A trois jours d’un sommet crucial avec la Turquie, les Européens essaient de s’entendre pour faire face à une crise migratoire sans précédent depuis la Seconde Guerre mondiale, le président du Conseil de l’Europe prédisant «un consensus».
«Pour la première fois depuis le début de la crise des migrants, je peux voir un consensus européen émerger autour d’une stratégie globale, qui, si elle est mise en oeuvre de façon loyale, peut aider à endiguer les flux» migratoires, écrit le président du Conseil, Donald Tusk, dans une lettre d’invitation au sommet européen extraordinaire organisé avec la Turquie lundi à Bruxelles.
Au terme d’un périple sur la «route des Balkans», la plus empruntée par les migrants, il a rencontré vendredi le président turc Recep Tayyip Erdogan pour l’exhorter à en faire davantage pour ralentir les départs vers l’Europe.
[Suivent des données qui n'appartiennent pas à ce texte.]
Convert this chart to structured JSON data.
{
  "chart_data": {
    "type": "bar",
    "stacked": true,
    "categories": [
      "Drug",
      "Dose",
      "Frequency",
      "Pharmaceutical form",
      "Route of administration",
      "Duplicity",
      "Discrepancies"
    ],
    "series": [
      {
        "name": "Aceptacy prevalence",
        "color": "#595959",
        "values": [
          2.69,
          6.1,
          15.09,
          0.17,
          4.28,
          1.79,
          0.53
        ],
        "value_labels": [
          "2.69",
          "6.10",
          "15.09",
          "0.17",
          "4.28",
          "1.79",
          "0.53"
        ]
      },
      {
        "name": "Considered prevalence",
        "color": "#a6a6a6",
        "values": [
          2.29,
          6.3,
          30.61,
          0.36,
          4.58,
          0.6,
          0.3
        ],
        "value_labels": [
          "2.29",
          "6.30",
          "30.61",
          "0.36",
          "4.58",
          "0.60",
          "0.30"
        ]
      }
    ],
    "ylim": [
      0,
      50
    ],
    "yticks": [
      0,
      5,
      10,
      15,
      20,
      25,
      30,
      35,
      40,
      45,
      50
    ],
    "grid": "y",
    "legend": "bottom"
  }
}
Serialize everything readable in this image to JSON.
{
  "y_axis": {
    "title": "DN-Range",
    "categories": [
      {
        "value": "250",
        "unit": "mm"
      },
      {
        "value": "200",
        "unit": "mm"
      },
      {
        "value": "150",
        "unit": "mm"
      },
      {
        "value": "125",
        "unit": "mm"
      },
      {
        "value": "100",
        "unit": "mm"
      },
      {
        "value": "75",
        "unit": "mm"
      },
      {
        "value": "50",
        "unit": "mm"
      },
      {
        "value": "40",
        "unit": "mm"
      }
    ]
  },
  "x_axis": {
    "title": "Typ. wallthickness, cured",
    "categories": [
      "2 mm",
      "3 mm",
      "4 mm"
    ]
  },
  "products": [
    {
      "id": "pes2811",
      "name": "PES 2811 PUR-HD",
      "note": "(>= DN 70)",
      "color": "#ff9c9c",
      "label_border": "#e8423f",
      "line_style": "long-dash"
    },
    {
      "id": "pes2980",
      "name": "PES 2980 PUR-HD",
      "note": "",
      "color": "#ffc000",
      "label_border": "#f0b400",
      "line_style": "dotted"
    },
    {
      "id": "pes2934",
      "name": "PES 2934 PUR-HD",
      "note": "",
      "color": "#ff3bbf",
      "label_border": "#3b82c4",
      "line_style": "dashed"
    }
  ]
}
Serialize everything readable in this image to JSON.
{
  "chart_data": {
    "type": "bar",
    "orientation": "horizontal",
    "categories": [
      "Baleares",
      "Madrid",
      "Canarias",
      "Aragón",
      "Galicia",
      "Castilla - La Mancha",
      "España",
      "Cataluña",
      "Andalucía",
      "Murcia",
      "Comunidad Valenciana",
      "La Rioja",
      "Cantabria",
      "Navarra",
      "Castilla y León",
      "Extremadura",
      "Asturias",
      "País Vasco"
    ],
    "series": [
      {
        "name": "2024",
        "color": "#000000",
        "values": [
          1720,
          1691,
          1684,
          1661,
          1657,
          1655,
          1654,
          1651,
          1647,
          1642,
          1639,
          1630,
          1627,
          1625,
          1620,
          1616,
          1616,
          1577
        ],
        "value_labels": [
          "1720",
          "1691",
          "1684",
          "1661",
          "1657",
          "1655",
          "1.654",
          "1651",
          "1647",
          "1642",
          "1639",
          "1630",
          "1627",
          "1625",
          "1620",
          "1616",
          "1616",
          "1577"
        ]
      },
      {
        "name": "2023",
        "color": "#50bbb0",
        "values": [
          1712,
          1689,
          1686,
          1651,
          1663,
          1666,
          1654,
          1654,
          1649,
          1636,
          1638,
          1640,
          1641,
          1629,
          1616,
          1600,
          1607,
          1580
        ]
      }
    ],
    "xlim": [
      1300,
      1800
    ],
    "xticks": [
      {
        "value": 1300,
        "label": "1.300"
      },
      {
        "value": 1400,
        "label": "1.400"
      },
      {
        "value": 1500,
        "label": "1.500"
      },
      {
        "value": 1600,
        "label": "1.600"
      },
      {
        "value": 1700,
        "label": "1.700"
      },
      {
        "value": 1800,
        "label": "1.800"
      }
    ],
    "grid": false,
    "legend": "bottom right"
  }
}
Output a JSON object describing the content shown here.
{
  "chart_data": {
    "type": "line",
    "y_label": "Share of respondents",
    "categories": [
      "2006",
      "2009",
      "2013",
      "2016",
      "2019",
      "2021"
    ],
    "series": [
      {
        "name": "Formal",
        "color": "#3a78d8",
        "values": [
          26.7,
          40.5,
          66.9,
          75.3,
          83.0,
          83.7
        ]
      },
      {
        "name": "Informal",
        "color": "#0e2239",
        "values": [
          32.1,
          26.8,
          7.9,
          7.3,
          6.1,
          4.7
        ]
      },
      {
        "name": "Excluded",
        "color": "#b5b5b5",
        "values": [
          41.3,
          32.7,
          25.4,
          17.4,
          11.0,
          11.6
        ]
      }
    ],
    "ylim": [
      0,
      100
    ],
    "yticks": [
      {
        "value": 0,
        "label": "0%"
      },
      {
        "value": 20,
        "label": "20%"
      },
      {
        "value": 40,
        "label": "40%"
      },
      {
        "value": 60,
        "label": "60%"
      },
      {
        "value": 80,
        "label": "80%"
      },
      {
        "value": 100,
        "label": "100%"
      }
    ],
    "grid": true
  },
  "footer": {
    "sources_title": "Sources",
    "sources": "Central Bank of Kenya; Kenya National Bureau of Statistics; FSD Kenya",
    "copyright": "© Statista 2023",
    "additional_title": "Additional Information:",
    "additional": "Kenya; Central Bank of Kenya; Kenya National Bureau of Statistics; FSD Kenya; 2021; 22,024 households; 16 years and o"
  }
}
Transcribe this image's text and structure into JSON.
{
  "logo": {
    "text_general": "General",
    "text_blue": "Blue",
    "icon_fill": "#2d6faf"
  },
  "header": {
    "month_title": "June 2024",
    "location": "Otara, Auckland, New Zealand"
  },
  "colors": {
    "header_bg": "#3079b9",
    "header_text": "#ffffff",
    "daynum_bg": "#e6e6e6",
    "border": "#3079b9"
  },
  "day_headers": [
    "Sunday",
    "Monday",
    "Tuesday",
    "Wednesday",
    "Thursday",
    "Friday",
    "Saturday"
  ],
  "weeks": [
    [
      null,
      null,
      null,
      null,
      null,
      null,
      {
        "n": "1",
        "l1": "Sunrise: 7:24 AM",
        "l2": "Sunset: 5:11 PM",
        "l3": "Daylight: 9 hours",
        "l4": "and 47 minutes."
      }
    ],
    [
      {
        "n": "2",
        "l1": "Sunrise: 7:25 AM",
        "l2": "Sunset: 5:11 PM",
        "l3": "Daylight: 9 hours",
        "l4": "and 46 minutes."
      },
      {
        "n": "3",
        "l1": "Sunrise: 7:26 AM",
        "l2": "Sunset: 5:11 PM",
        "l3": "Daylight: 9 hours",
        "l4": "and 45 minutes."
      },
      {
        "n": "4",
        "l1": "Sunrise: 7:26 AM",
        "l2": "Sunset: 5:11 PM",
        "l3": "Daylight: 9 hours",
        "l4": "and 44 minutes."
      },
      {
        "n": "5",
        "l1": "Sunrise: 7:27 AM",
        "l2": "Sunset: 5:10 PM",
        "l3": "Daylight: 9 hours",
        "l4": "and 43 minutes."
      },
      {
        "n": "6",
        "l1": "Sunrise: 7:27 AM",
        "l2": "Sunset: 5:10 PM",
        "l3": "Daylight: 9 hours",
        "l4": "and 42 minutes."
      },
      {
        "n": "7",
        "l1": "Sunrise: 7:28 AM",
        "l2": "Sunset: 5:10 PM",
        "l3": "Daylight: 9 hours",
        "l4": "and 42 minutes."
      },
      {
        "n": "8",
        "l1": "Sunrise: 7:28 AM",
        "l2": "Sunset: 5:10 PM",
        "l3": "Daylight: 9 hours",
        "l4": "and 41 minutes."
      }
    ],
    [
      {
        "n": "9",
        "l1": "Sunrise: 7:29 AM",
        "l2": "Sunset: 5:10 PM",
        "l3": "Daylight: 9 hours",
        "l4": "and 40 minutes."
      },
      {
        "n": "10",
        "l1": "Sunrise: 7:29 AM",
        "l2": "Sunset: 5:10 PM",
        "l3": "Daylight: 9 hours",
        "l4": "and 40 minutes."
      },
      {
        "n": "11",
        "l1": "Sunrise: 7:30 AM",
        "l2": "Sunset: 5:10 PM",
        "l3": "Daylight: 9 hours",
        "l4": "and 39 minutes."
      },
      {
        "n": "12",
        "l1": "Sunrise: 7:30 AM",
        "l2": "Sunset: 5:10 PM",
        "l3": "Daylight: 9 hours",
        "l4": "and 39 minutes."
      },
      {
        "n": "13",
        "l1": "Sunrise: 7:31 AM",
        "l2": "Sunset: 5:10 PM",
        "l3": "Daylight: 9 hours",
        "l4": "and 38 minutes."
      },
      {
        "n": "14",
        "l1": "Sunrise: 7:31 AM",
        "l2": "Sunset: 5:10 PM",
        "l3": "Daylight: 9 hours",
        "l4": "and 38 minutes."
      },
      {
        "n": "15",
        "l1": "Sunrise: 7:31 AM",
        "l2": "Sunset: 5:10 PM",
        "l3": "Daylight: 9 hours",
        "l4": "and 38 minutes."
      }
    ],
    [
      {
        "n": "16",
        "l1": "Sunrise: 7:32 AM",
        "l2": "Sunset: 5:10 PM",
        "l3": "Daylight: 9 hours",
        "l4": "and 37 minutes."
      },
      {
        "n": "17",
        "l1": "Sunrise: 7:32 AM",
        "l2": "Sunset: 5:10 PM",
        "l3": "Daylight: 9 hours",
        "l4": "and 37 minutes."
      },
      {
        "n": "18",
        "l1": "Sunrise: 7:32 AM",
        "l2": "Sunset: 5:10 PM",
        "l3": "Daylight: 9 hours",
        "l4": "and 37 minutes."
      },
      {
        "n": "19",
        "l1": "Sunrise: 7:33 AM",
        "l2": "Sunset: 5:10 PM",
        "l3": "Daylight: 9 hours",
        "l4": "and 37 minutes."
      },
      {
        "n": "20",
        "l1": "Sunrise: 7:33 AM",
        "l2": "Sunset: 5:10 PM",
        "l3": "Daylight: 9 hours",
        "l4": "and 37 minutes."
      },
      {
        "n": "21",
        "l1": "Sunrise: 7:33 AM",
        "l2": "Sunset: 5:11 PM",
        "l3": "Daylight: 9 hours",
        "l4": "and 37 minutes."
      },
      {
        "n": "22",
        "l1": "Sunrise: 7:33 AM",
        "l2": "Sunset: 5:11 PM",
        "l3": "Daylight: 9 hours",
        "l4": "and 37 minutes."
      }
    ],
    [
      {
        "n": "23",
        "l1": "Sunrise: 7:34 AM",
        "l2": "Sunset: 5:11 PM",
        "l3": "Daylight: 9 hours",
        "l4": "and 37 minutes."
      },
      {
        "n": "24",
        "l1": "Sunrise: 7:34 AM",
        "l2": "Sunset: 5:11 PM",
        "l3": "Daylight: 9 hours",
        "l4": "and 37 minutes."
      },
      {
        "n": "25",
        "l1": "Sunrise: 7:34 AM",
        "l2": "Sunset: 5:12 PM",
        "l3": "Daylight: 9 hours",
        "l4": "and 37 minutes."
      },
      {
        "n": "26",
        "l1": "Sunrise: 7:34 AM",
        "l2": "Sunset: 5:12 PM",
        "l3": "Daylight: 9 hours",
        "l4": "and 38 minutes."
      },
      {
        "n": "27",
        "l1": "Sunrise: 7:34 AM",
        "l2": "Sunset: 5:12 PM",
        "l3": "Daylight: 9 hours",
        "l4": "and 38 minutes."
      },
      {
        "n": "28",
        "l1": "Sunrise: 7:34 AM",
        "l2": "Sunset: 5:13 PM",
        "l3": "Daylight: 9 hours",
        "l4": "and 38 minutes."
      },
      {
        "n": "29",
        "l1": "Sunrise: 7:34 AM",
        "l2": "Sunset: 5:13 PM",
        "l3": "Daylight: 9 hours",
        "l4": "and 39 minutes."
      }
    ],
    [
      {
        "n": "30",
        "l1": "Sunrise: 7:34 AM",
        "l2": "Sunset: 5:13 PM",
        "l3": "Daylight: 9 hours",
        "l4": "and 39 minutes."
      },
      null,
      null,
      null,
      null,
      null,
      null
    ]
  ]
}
Il s’est également entretenu à Belgrade avec le Premier ministre serbe Aleksandar Vucic. Durant l’entretien, «il a été indiqué qu’il fallait s’attendre à un changement de la politique européenne envers les migrants», selon les autorités serbes. Plus de 1,25 million de demandes d’asile, principalement de Syriens, d’Afghans et d’Irakiens, ont été déposées l’an dernier dans l’UE. Ce chiffre, plus du double par rapport à 2014, est le plus élevé jamais enregistré, selon l’Office européen de statistiques Eurostat.
Depuis septembre, huit pays ont provisoirement rétabli les contrôles à leurs frontières pour freiner les arrivées. Dans sa «feuille de route» publiée vendredi, la Commission européenne a plaidé pour un retour au «fonctionnement normal» de l’espace de libre circulation de Schengen d’ici fin 2016.
Jusqu’à présent, les 28 de l’UE se sont montrés incapables d’apporter une réponse coordonnée, tandis que les flux de migrants se poursuivent, avec plus de 130 000 arrivées en Europe depuis janvier – d’où un appel à la Turquie, pays frontalier de la Grèce d’où embarquent la majorité des migrants vers l’Europe.
Appel à la Turquie
«Il y a un besoin immédiat de pallier les récentes failles dans la protection de la frontière extérieure (de l’UE) en Grèce», où ont transité illégalement plus de 868 000 personnes en 2015, a réaffirmé vendredi la Commission européenne. La Turquie, dont le régime islamo-conservateur est accusé de dérive autoritaire, est plus que jamais considérée côté européen comme un partenaire clé pour maîtriser la situation.
Cette semaine, un journaliste turc incarcéré pendant trois mois, Can Dündar, a critiqué les «sales petites combines» de l’UE, accusée de sacrifier la défense des libertés en Turquie en échange d’un accord sur les migrants. Accueillant 2,7 millions de réfugiés syriens, la Turquie s’était engagée en novembre à ralentir le flux migratoire – sans grand résultat jusqu’ici – en échange d’une aide de trois milliards d’euros et d’une accélération de sa procédure de candidature à l’UE.
Or cette semaine, Ankara a fait savoir qu’elle était prête à signer avec 14 pays un accord de réadmission de leurs ressortissants sur leur sol, c’est-à-dire d’accepter à nouveau sur son territoire des migrants ayant poursuivi leur chemin en Europe. «Nous avons aussi commencé à étudier la possibilité d’une réadmission pour les demandeurs d’asile comme ceux venant du Maroc, du Pakistan ou d’Afghanistan», trois pays associés aux migrations économiques, a souligné le chef de la diplomatie turque Mevlüt Cavusoglu.
«Les gens sont angoissés»
Sur le terrain, la fermeture partielle des frontières sur la route des Balkans a piégé des milliers de personnes en Grèce, faisant planer la menace d’une crise humanitaire. La Slovénie, redoutant de devenir un goulot d’étranglement sur cette route migratoire, a d’ailleurs durci vendredi soir ses conditions de demande d’asile. Amnesty International a dénoncé une violation de la Convention européenne des droits de l’Homme.
Quant à la Grèce, elle comptait 32 000 réfugiés sur son territoire, contre 20 000 le week-end dernier.
Les arrivées demeuraient incessantes dans la ville d’Idomeni, à la frontière gréco-macédonienne. «Les gens sont angoissés», selon Stella Nanou, du Haut-commissariat de l’ONU pour les réfugiés (HCR), «ils veulent aller à la frontière, ils ont peur de ne jamais pouvoir continuer la route».
Quelque 3 000 personnes – Syriens, Irakiens, Iraniens et Afghans – se pressaient vendredi au port du Pirée, à Athènes, selon le HCR. Couvertures posées par terre, des familles étaient accroupies avec des enfants dans les bras. Les plus chanceux dormaient sous des tentes.